30/11/2018 às 10:013 min de leitura

Embora a ideia de um genocídio possa parecer coisa do passado, nossa história moderna conta com um massacre sinistro, de proporções gigantescas. De abril a junho de 1994, estima-se que pelo menos 800 mil ruandeses, a maioria de origem tutsi, foram assassinados ao longo de 100 dias.

Localizado na África Central, Ruanda possui – como muitos países africanos – uma história de colonização. Primeiro vieram os alemães, em 1894: à época, o rei ruandês submeteu-se a eles sem resistência. Assim, o país passou a integrar o protetorado alemão. Mais tarde, durante a Primeira Guerra Mundial, tropas belgas expulsaram os alemães e tomaram o controle do território de Ruanda.

Uma nação dividida

Foi durante esse período de colonização que as tensões étnicas do país começaram a piorar. Embora falassem a mesma língua, habitassem as mesmas áreas e tivessem tradições similares, as duas etnias presentes no território sempre estiveram em atrito. A divisão entre hutus, parte majoritaria da população, e uma minoria tutsi existia antes da colonização, mas se agravou diante de algumas políticas colonialistas. Em 1916, a administração belga instituiu carteiras de identidade classificadas por etnia.

A segregação dos hutus e tutsis não parou por aí – os colonizadores consideravam os tutsis superiores aos hutus, por isso, ao longo dos mais de 20 anos que se seguiram, os membros da minoria tiveram melhores empregos, educação e uma série de oportunidades.

Essa preferência teria existido em razão do diferente modo de vida dessas etnias. Enquanto os hutus, primeiros habitantes da região, seriam mais voltados à produção agrícola, os tutsis eram criadores de gado – o que teria lhes proporcionado mais riqueza e, consequentemente, mais posições de poder.

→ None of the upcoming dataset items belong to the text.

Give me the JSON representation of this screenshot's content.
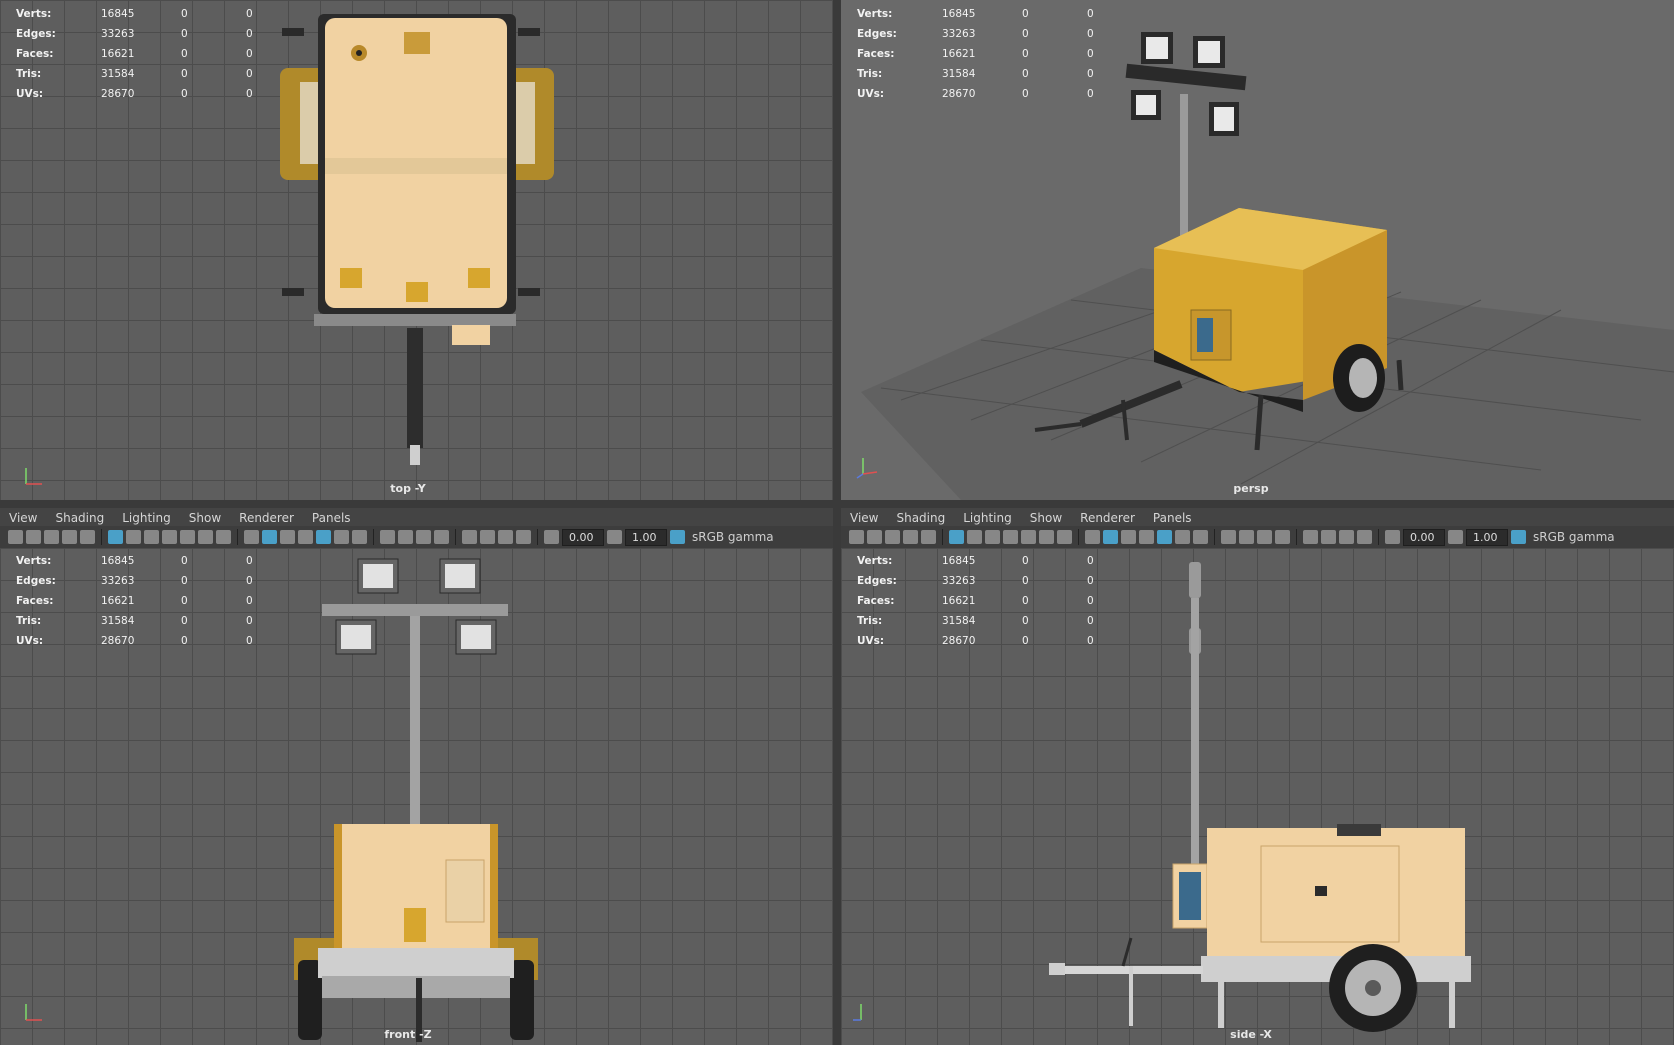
{
  "hud": {
    "rows": [
      {
        "label": "Verts:",
        "v1": "16845",
        "v2": "0",
        "v3": "0"
      },
      {
        "label": "Edges:",
        "v1": "33263",
        "v2": "0",
        "v3": "0"
      },
      {
        "label": "Faces:",
        "v1": "16621",
        "v2": "0",
        "v3": "0"
      },
      {
        "label": "Tris:",
        "v1": "31584",
        "v2": "0",
        "v3": "0"
      },
      {
        "label": "UVs:",
        "v1": "28670",
        "v2": "0",
        "v3": "0"
      }
    ]
  },
  "viewports": {
    "top": {
      "camera": "top -Y"
    },
    "persp": {
      "camera": "persp"
    },
    "front": {
      "camera": "front -Z"
    },
    "side": {
      "camera": "side -X"
    }
  },
  "menu": {
    "items": [
      "View",
      "Shading",
      "Lighting",
      "Show",
      "Renderer",
      "Panels"
    ]
  },
  "toolbar": {
    "exposure": "0.00",
    "gamma": "1.00",
    "colorspace": "sRGB gamma"
  },
  "colors": {
    "body": "#f1d2a2",
    "body_3d": "#d7a62e",
    "frame": "#2b2b2b",
    "accent": "#4aa0c8"
  }
}
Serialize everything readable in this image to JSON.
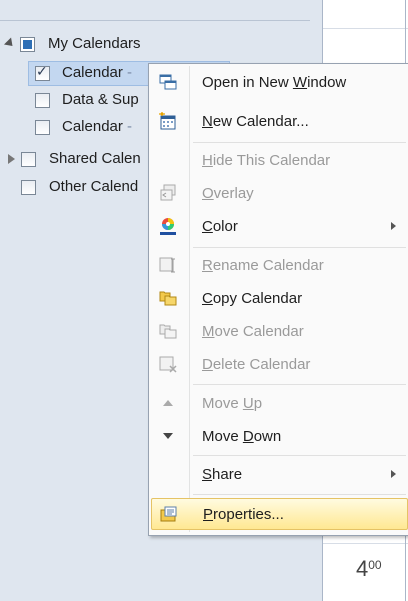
{
  "nav": {
    "groups": [
      {
        "label": "My Calendars"
      },
      {
        "label": "Shared Calen"
      },
      {
        "label": "Other Calend"
      }
    ],
    "calendars": [
      {
        "label": "Calendar",
        "suffix": " -",
        "checked": true
      },
      {
        "label": "Data & Sup",
        "checked": false
      },
      {
        "label": "Calendar",
        "suffix": " -",
        "checked": false
      }
    ]
  },
  "calendar_view": {
    "time_hour": "4",
    "time_minutes": "00"
  },
  "context_menu": {
    "items": [
      {
        "pre": "Open in New ",
        "acc": "W",
        "post": "indow",
        "enabled": true,
        "icon": "open-window-icon"
      },
      {
        "pre": "",
        "acc": "N",
        "post": "ew Calendar...",
        "enabled": true,
        "icon": "new-calendar-icon"
      },
      {
        "pre": "",
        "acc": "H",
        "post": "ide This Calendar",
        "enabled": false,
        "icon": ""
      },
      {
        "pre": "",
        "acc": "O",
        "post": "verlay",
        "enabled": false,
        "icon": "overlay-icon"
      },
      {
        "pre": "",
        "acc": "C",
        "post": "olor",
        "enabled": true,
        "icon": "color-icon",
        "submenu": true
      },
      {
        "pre": "",
        "acc": "R",
        "post": "ename Calendar",
        "enabled": false,
        "icon": "rename-icon"
      },
      {
        "pre": "",
        "acc": "C",
        "post": "opy Calendar",
        "enabled": true,
        "icon": "copy-calendar-icon"
      },
      {
        "pre": "",
        "acc": "M",
        "post": "ove Calendar",
        "enabled": false,
        "icon": "move-calendar-icon"
      },
      {
        "pre": "",
        "acc": "D",
        "post": "elete Calendar",
        "enabled": false,
        "icon": "delete-calendar-icon"
      },
      {
        "pre": "Move ",
        "acc": "U",
        "post": "p",
        "enabled": false,
        "icon": "move-up-icon"
      },
      {
        "pre": "Move ",
        "acc": "D",
        "post": "own",
        "enabled": true,
        "icon": "move-down-icon"
      },
      {
        "pre": "",
        "acc": "S",
        "post": "hare",
        "enabled": true,
        "icon": "",
        "submenu": true
      },
      {
        "pre": "",
        "acc": "P",
        "post": "roperties...",
        "enabled": true,
        "icon": "properties-icon",
        "highlighted": true
      }
    ]
  }
}
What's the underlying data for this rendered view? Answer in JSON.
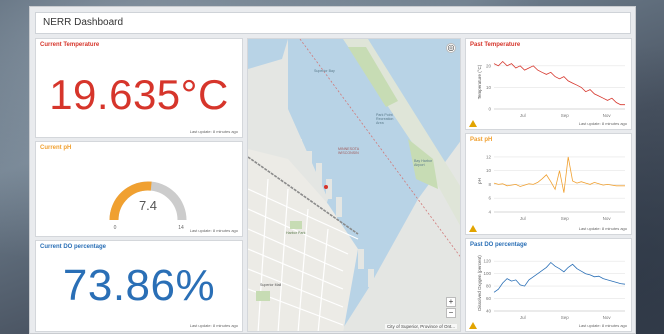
{
  "dashboard": {
    "title": "NERR Dashboard"
  },
  "current_temperature": {
    "title": "Current Temperature",
    "value": "19.635°C",
    "last_update": "Last update: 8 minutes ago",
    "color": "#d6352b"
  },
  "current_ph": {
    "title": "Current pH",
    "value": "7.4",
    "min": "0",
    "max": "14",
    "gauge_fraction": 0.53,
    "last_update": "Last update: 8 minutes ago",
    "color": "#f0a030"
  },
  "current_do": {
    "title": "Current DO percentage",
    "value": "73.86%",
    "last_update": "Last update: 8 minutes ago",
    "color": "#2a6fb6"
  },
  "map": {
    "labels": [
      "Superior Bay",
      "MINNESOTA WISCONSIN",
      "Park Point Recreation Area",
      "Bay Harbor Airport",
      "Harbor Park",
      "Superior Mall"
    ],
    "attribution": "City of Superior, Province of Ont...",
    "zoom_in": "+",
    "zoom_out": "−"
  },
  "past_temperature": {
    "title": "Past Temperature",
    "last_update": "Last update: 8 minutes ago",
    "color": "#d6352b"
  },
  "past_ph": {
    "title": "Past pH",
    "last_update": "Last update: 8 minutes ago",
    "color": "#f0a030"
  },
  "past_do": {
    "title": "Past DO percentage",
    "last_update": "Last update: 8 minutes ago",
    "color": "#2a6fb6"
  },
  "chart_data": [
    {
      "type": "line",
      "ylabel": "Temperature (°C)",
      "x_ticks": [
        "Jul",
        "Sep",
        "Nov"
      ],
      "y_ticks": [
        0,
        10,
        20
      ],
      "ylim": [
        0,
        25
      ],
      "series": [
        {
          "values": [
            21,
            20,
            22,
            20,
            21,
            19,
            20,
            18,
            19,
            20,
            18,
            17,
            16,
            17,
            15,
            14,
            15,
            13,
            12,
            11,
            10,
            8,
            9,
            7,
            6,
            5,
            4,
            5,
            3,
            2,
            2
          ]
        }
      ]
    },
    {
      "type": "line",
      "ylabel": "pH",
      "x_ticks": [
        "Jul",
        "Sep",
        "Nov"
      ],
      "y_ticks": [
        4,
        6,
        8,
        10,
        12
      ],
      "ylim": [
        4,
        13
      ],
      "series": [
        {
          "values": [
            8.2,
            8.0,
            8.1,
            7.8,
            7.9,
            8.0,
            7.7,
            7.9,
            8.1,
            8.0,
            8.3,
            8.8,
            9.4,
            8.4,
            7.3,
            10.0,
            6.8,
            12.0,
            8.5,
            8.2,
            8.4,
            8.2,
            8.0,
            8.3,
            8.1,
            7.9,
            8.0,
            7.9,
            7.8,
            7.8,
            7.8
          ]
        }
      ]
    },
    {
      "type": "line",
      "ylabel": "Dissolved Oxygen (percent)",
      "x_ticks": [
        "Jul",
        "Sep",
        "Nov"
      ],
      "y_ticks": [
        40,
        60,
        80,
        100,
        120
      ],
      "ylim": [
        40,
        130
      ],
      "series": [
        {
          "values": [
            70,
            75,
            85,
            92,
            88,
            90,
            82,
            80,
            90,
            95,
            100,
            105,
            110,
            118,
            112,
            108,
            103,
            110,
            115,
            108,
            104,
            100,
            98,
            95,
            96,
            92,
            90,
            88,
            86,
            84,
            83
          ]
        }
      ]
    }
  ]
}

A insatisfação se espalhou com o passar dos anos e, em 1959, os hutus deram início a uma violenta revolução. Mais de 20 mil tutsis foram mortos e outros muitos fugiram, buscando refúgio nos países vizinhos. Pouco tempo depois, ainda nesse constante clima de tensão, os belgas saíram de cena, declarando a independência ruandesa em 1962.

Independência e guerra civil

Sob o governo dos hutus, Ruanda tornou-se efetivamente palco de uma guerra entre as etnias. O conflito aconteceu em 1990, com uma série de retaliações dos tutsis exilados. Sob o comando de Paul Kagame, a Frente Patriótica Ruandesa (FPR) – composta por tutsis e hutus moderados – invade o país a partir de Uganda e dá início a uma guerra civil.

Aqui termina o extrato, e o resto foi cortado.